It comes in the wake of the Salisbury poisoning, but some warn a ban on the Kremlin-backed TV station could make things worse
UK regulator announces review of RT broadcasting license
At the London headquarters of the Russian propaganda outfit RT, there is a sense of panic in the air.
“Today is especially busy,” the young receptionist at The Millbank Tower declares. “You can’t come in without an appointment”.
The River Thames flows past less than a hundred meters away as Prime Minister Theresa May’s face pops up on the lobby's multiple television screens. She is just down the road in the palace of Westminster, announcing the expulsion of more than 20 Russian diplomats from the UK in the wake of the poisoning of a Russian double agent in Salisbury.
The Millbank Tower is an office block in central London that has seen some real history. In 1997, two floors served as the campaign headquarters for Tony Blair’s landslide electoral victory. It would later house the Conservative Party’s Campaign Headquarters.
With the 16th floor now home to RT- a Kremlin backed broadcaster, The Millbank Tower is the focus of yet another of history’s scandals.

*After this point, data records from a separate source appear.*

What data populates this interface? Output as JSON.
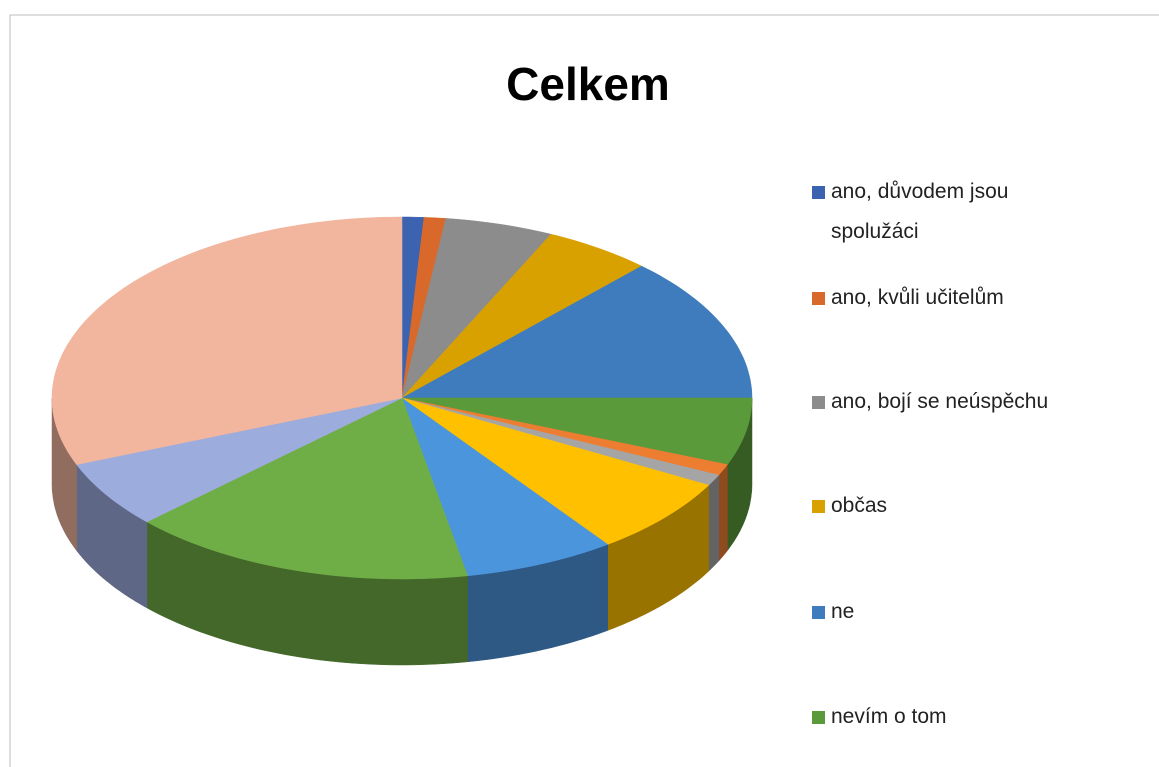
{
  "chart_data": {
    "type": "pie3d",
    "title": "Celkem",
    "categories": [
      "ano, důvodem jsou spolužáci",
      "ano, kvůli učitelům",
      "ano, bojí se neúspěchu",
      "občas",
      "ne",
      "nevím o tom",
      null,
      null,
      null,
      null,
      null,
      null,
      null
    ],
    "values": [
      1,
      1,
      5,
      5,
      13,
      6,
      1,
      1,
      7,
      7,
      16,
      6,
      31
    ],
    "colors": [
      "#3b63b0",
      "#d8692a",
      "#8c8c8c",
      "#d9a100",
      "#3f7cbd",
      "#5a9a3a",
      "#ed7d31",
      "#a5a5a5",
      "#ffc000",
      "#4b95dc",
      "#6fae46",
      "#9cacdd",
      "#f2b59e"
    ],
    "legend": "right"
  }
}
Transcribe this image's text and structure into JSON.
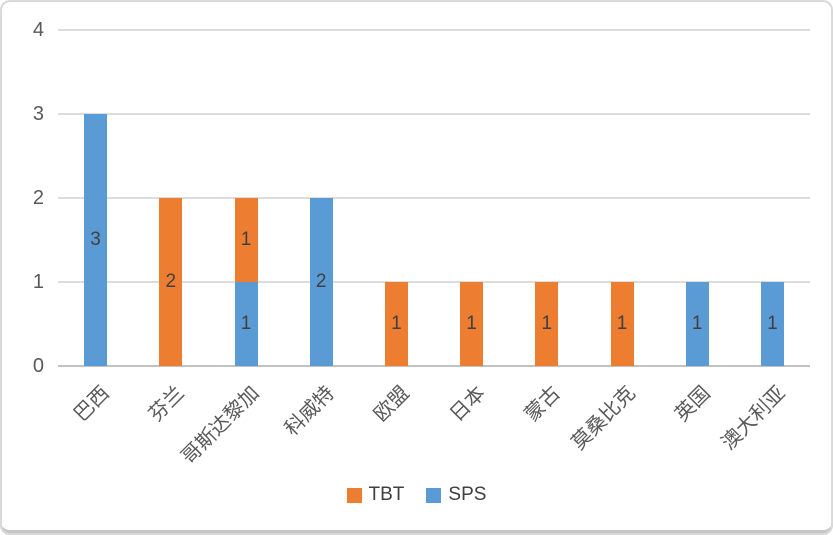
{
  "chart_data": {
    "type": "bar",
    "stacked": true,
    "title": "",
    "xlabel": "",
    "ylabel": "",
    "categories": [
      "巴西",
      "芬兰",
      "哥斯达黎加",
      "科威特",
      "欧盟",
      "日本",
      "蒙古",
      "莫桑比克",
      "英国",
      "澳大利亚"
    ],
    "series": [
      {
        "name": "TBT",
        "color": "#ED7D31",
        "values": [
          0,
          2,
          1,
          0,
          1,
          1,
          1,
          1,
          0,
          0
        ]
      },
      {
        "name": "SPS",
        "color": "#5B9BD5",
        "values": [
          3,
          0,
          1,
          2,
          0,
          0,
          0,
          0,
          1,
          1
        ]
      }
    ],
    "stack_order_bottom_to_top": [
      "SPS",
      "TBT"
    ],
    "totals": [
      3,
      2,
      2,
      2,
      1,
      1,
      1,
      1,
      1,
      1
    ],
    "ylim": [
      0,
      4
    ],
    "yticks": [
      0,
      1,
      2,
      3,
      4
    ],
    "grid": true,
    "data_labels_position": "center",
    "legend_position": "bottom",
    "legend": [
      "TBT",
      "SPS"
    ],
    "colors": {
      "tbt": "#ED7D31",
      "sps": "#5B9BD5",
      "gridline": "#DCDCDC",
      "axis_line": "#C2C2C2",
      "tick_label": "#595959",
      "data_label": "#404040",
      "background": "#FFFFFF",
      "frame_border": "#D9D9D9"
    }
  }
}
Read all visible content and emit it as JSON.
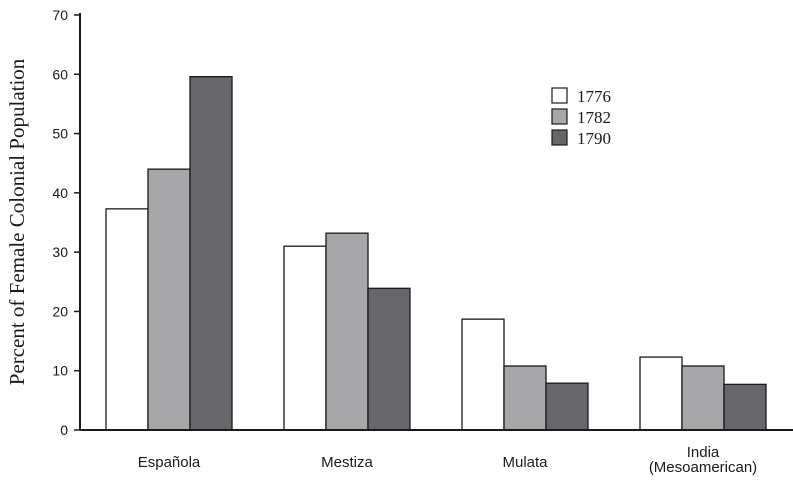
{
  "chart_data": {
    "type": "bar",
    "title": "",
    "xlabel": "",
    "ylabel": "Percent of Female Colonial Population",
    "ylim": [
      0,
      70
    ],
    "yticks": [
      0,
      10,
      20,
      30,
      40,
      50,
      60,
      70
    ],
    "grid": false,
    "legend_position": "top-right",
    "categories": [
      [
        "Española"
      ],
      [
        "Mestiza"
      ],
      [
        "Mulata"
      ],
      [
        "India",
        "(Mesoamerican)"
      ]
    ],
    "series": [
      {
        "name": "1776",
        "color": "#ffffff",
        "values": [
          37.3,
          31.0,
          18.7,
          12.3
        ]
      },
      {
        "name": "1782",
        "color": "#a7a7aa",
        "values": [
          44.0,
          33.2,
          10.8,
          10.8
        ]
      },
      {
        "name": "1790",
        "color": "#67676b",
        "values": [
          59.6,
          23.9,
          7.9,
          7.7
        ]
      }
    ]
  }
}
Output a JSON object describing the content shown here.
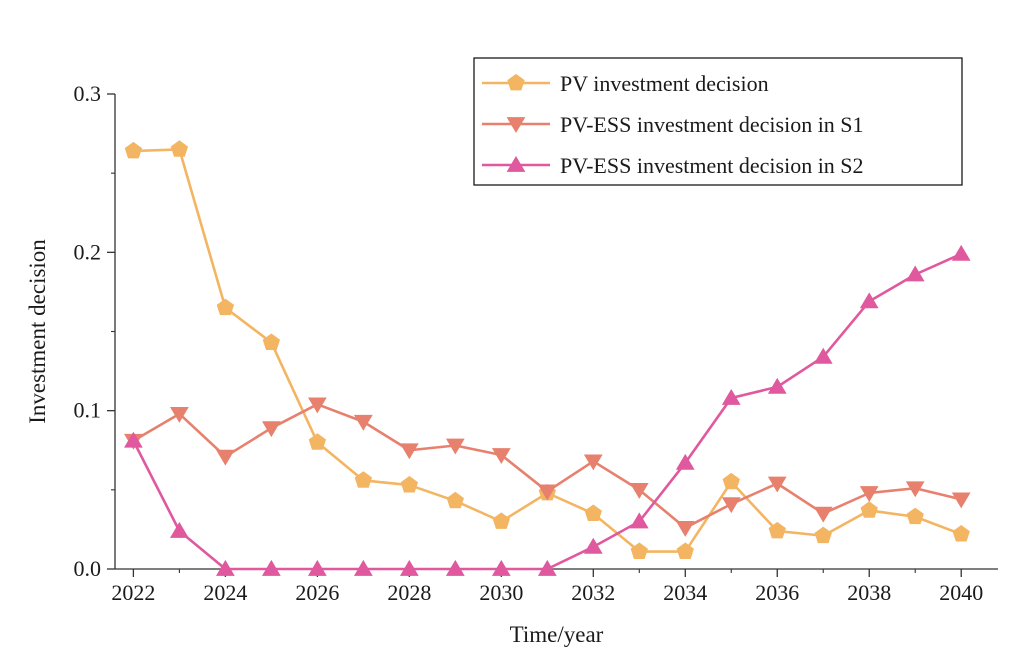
{
  "chart_data": {
    "type": "line",
    "title": "",
    "xlabel": "Time/year",
    "ylabel": "Investment decision",
    "xlim": [
      2021.6,
      2040.8
    ],
    "ylim": [
      0,
      0.3
    ],
    "x_ticks": [
      2022,
      2024,
      2026,
      2028,
      2030,
      2032,
      2034,
      2036,
      2038,
      2040
    ],
    "x_tick_labels": [
      "2022",
      "2024",
      "2026",
      "2028",
      "2030",
      "2032",
      "2034",
      "2036",
      "2038",
      "2040"
    ],
    "y_ticks": [
      0,
      0.1,
      0.2,
      0.3
    ],
    "y_tick_labels": [
      "0.0",
      "0.1",
      "0.2",
      "0.3"
    ],
    "grid": false,
    "legend_position": "top-right",
    "x": [
      2022,
      2023,
      2024,
      2025,
      2026,
      2027,
      2028,
      2029,
      2030,
      2031,
      2032,
      2033,
      2034,
      2035,
      2036,
      2037,
      2038,
      2039,
      2040
    ],
    "series": [
      {
        "name": "PV investment decision",
        "color": "#F3B562",
        "marker": "pentagon",
        "values": [
          0.264,
          0.265,
          0.165,
          0.143,
          0.08,
          0.056,
          0.053,
          0.043,
          0.03,
          0.048,
          0.035,
          0.011,
          0.011,
          0.055,
          0.024,
          0.021,
          0.037,
          0.033,
          0.022
        ]
      },
      {
        "name": "PV-ESS investment decision in S1",
        "color": "#E8806E",
        "marker": "triangle-down",
        "values": [
          0.081,
          0.098,
          0.071,
          0.089,
          0.104,
          0.093,
          0.075,
          0.078,
          0.072,
          0.049,
          0.068,
          0.05,
          0.026,
          0.041,
          0.054,
          0.035,
          0.048,
          0.051,
          0.044
        ]
      },
      {
        "name": "PV-ESS investment decision in S2",
        "color": "#E0589E",
        "marker": "triangle-up",
        "values": [
          0.081,
          0.024,
          0.0,
          0.0,
          0.0,
          0.0,
          0.0,
          0.0,
          0.0,
          0.0,
          0.014,
          0.03,
          0.067,
          0.108,
          0.115,
          0.134,
          0.169,
          0.186,
          0.199
        ]
      }
    ]
  }
}
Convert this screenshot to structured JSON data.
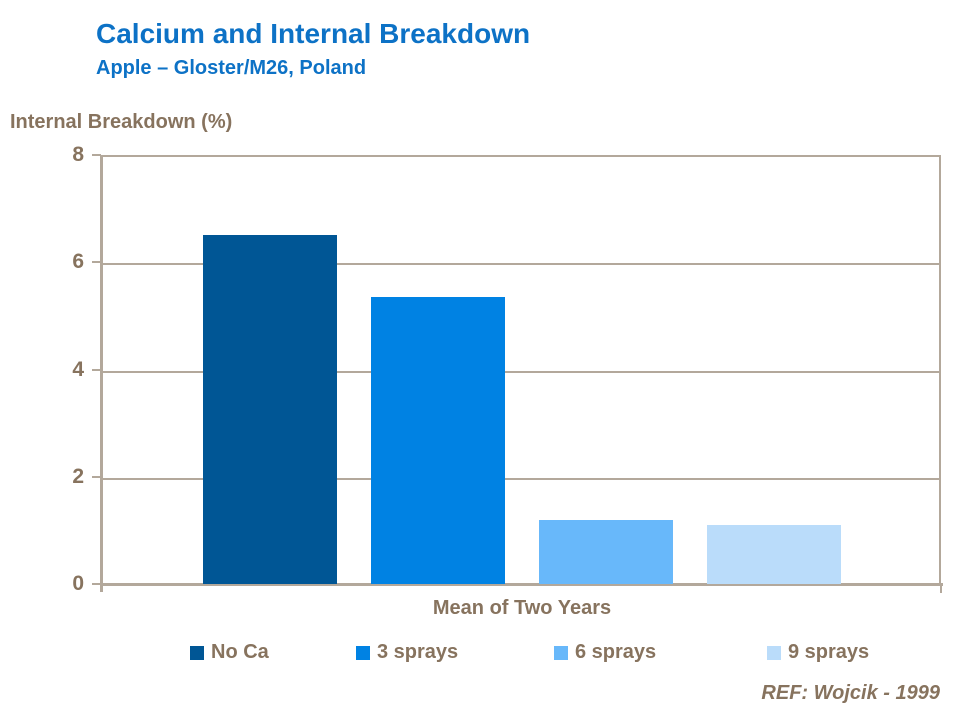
{
  "header": {
    "title": "Calcium and Internal Breakdown",
    "subtitle": "Apple – Gloster/M26, Poland"
  },
  "footer": {
    "reference": "REF: Wojcik - 1999"
  },
  "chart_data": {
    "type": "bar",
    "title": "Calcium and Internal Breakdown",
    "subtitle": "Apple – Gloster/M26, Poland",
    "y_axis_title": "Internal Breakdown (%)",
    "x_axis_label": "Mean of Two Years",
    "categories": [
      "Mean of Two Years"
    ],
    "series": [
      {
        "name": "No Ca",
        "values": [
          6.5
        ],
        "color": "#005695"
      },
      {
        "name": "3 sprays",
        "values": [
          5.35
        ],
        "color": "#0082e3"
      },
      {
        "name": "6 sprays",
        "values": [
          1.2
        ],
        "color": "#68b8fa"
      },
      {
        "name": "9 sprays",
        "values": [
          1.1
        ],
        "color": "#badcfa"
      }
    ],
    "ylim": [
      0,
      8
    ],
    "y_ticks": [
      0,
      2,
      4,
      6,
      8
    ],
    "grid": true,
    "legend_position": "bottom"
  },
  "colors": {
    "title_blue": "#0d72c6",
    "axis_text_brown": "#87735e",
    "grid_tan": "#b3a89b",
    "background": "#ffffff"
  }
}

Since the poisoning of a Russian double agent more than a week ago in Salisbury, attention has mounted on RT, a broadcaster formerly known as Russia Today.
Since the Salisbury poisoning, widespread concerns over the network have been voiced in the House of Commons, and a number of MPs have drawn criticism for appearing on, and accepting payment from the channel. To its critics, RT is a purveyor of Russian state propaganda, but its defenders stress that any attempt to shut it down would amount to an assault on free speech.
Mrs May said that the broadcaster’s status was a matter for the independent regulator Ofcom.
Ofcom was quick to announce this week that it had written to RT to say it was conducting a review of the station’s broadcasting licence. “This letter explained that, should the UK investigating authorities determine that there was an unlawful use of force by the Russian State against the UK, we would consider this relevant to our ongoing duty to be satisfied that RT is fit and proper.” It added, the regulator would “carry out our independent fit and proper assessment on an expedited basis”.
Charlie Beckett, a professor at LSE warned against a ban, but stressed that regulation through Ofcom was a different matter. “It would be an appalling precedent for our government to take action against a news media organisation that has not broken any laws - regulation is a different matter, but it is up to Ofcom to decide on that. The last thing we want to do is give succour to states that restrict media freedom.
“The last thing we want is for our government or any other to take punitive actions against media organisations because of the actions of their governments or citizens. RT is the Russian state broadcaster with clear links to the Kremlin. It often fails to match the standards we would expect of the BBC, for example”, he told The National.
In a debate on the poisoning on Monday, Labour MP Chris Bryant asked the House of Commons “Can we just stop Russia Today just broadcasting its propaganda in this country?"
Labour’s shadow Chancellor, John McDonnell, who himself as made multiple appearances on the channel, questioned its coverage of the Salisbury poisoning. “I’ve been looking overnight at some of what’s happening in terms of changes in coverage on Russian television, in particular, and I think we have to step back now,”
“We tried to be fair with them and as long as they abide by journalistic standards that are objective that’s fine, but it looks as if they have gone beyond that line”, he added.
But a spokesperson for the channel claimed it was being used “a sacrificial political pawn”, and that Russian officials would see a difference in regulation, and an outright ban, is unlikely.
Sarah Hurst, founder of the X Soviet blog, and a former BBC journalist warned that shutting down RT could be self-defeating. “[A ban] would likely involve retaliation against the BBC [in Russia]. There are pros and cons to it as the BBC is more significant than RT. Russians would like to have access to objective news that they don't get on their TV. Could we really stop RT on the internet?” Though she conceded “in the end, we have to expect retaliation no matter what we do”.
For now, RT is still broadcasting, but its status seems more precarious now than ever. Evident in Foreign Ministry Spokesperson, Maria Zakharova's response to the Ofcom review. “I can tell you right now that not a single British media outlet will be working in our country if they shut RT down.”